Priority Research Paper Volume 12, Issue 6 pp 4688—4710
ATM is a key driver of NF-κB-dependent DNA-damage-induced senescence, stem cell dysfunction and aging
- 1 Department of Molecular Medicine and the Center on Aging, Scripps Research, Jupiter, FL 33458, USA
- 2 Institute on the Biology of Aging and Metabolism and Department of Biochemistry, Molecular Biology and Biophysics, University of Minnesota Medical School, Minneapolis, MN 55415, USA
- 3 Department of Immunology, University of Pittsburgh School of Medicine, Pittsburgh, PA 15261, USA
- 4 Department of Orthopaedic Surgery, McGovern Medical School, University of Texas Health Science Center at Houston, Houston, TX 77030, USA
- 5 Steadman Philippon Research Institute, Vail, CO 81657, USA
- 6 Department of Orthopaedic Surgery, Catholic University of Rome School of Medicine, “A. Gemelli” University Hospital, Roma, Italy
- 7 Department of Orthopaedic Surgery, University of Pittsburgh School of Medicine, Pittsburgh, PA 15261, USA
- 8 Department of Comparative Medicine, University of Washington, Seattle, WA 98195, USA
received: December 9, 2018 ; accepted: March 8, 2020 ; published: March 22, 2020 ;https://doi.org/10.18632/aging.102863
How to Cite
Copyright © 2020 Zhao et al. This is an open-access article distributed under the terms of the Creative Commons Attribution License (CC BY 3.0), which permits unrestricted use, distribution, and reproduction in any medium, provided the original author and source are credited.

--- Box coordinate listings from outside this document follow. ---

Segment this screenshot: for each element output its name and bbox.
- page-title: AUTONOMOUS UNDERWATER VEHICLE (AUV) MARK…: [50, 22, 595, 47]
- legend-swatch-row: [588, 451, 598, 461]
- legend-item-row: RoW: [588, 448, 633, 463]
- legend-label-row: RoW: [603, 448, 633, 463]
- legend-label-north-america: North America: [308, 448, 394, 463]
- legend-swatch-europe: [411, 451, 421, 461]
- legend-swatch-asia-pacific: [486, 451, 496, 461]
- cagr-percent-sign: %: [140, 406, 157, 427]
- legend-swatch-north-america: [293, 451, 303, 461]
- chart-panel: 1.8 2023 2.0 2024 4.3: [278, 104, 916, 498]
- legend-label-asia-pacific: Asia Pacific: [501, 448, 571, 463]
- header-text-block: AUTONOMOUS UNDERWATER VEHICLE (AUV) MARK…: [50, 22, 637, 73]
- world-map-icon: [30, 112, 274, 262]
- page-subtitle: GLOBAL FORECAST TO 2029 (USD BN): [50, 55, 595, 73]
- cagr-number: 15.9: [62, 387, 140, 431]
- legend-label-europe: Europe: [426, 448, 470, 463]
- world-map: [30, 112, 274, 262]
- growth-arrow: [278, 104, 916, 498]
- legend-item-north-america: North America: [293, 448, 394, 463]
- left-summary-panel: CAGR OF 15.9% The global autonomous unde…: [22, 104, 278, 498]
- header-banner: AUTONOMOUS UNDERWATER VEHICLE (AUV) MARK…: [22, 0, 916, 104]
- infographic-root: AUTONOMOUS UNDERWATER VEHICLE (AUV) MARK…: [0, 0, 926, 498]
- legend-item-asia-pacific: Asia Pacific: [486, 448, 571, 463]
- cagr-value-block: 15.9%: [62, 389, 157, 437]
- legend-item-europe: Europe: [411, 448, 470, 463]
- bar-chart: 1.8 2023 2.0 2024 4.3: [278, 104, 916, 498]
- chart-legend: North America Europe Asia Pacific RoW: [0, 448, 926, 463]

NF-κB is a transcription factor activated in response to inflammatory, genotoxic and oxidative stress and important for driving senescence and aging. Ataxia-telangiectasia mutated (ATM) kinase, a core component of DNA damage response signaling, activates NF-κB in response to genotoxic and oxidative stress via post-translational modifications. Here we demonstrate that ATM is activated in senescent cells in culture and murine tissues from Ercc1-deficient mouse models of accelerated aging, as well as naturally aged mice. Genetic and pharmacologic inhibition of ATM reduced activation of NF-κB and markers of senescence and the senescence-associated secretory phenotype (SASP) in senescent Ercc1-/- MEFs. Ercc1-/Δ mice heterozygous for Atm have reduced NF-κB activity and cellular senescence, improved function of muscle-derived stem/progenetor cells (MDSPCs) and extended healthspan with reduced age-related pathology especially age-related bone and intervertebral disc pathologies. In addition, treatment of Ercc1-/∆ mice with the ATM inhibitor KU-55933 suppressed markers of senescence and SASP. Taken together, these results demonstrate that the ATM kinase is a major mediator of DNA damage-induced, NF-κB-mediated cellular senescence, stem cell dysfunction and aging and thus represents a therapeutic target to slow the progression of aging.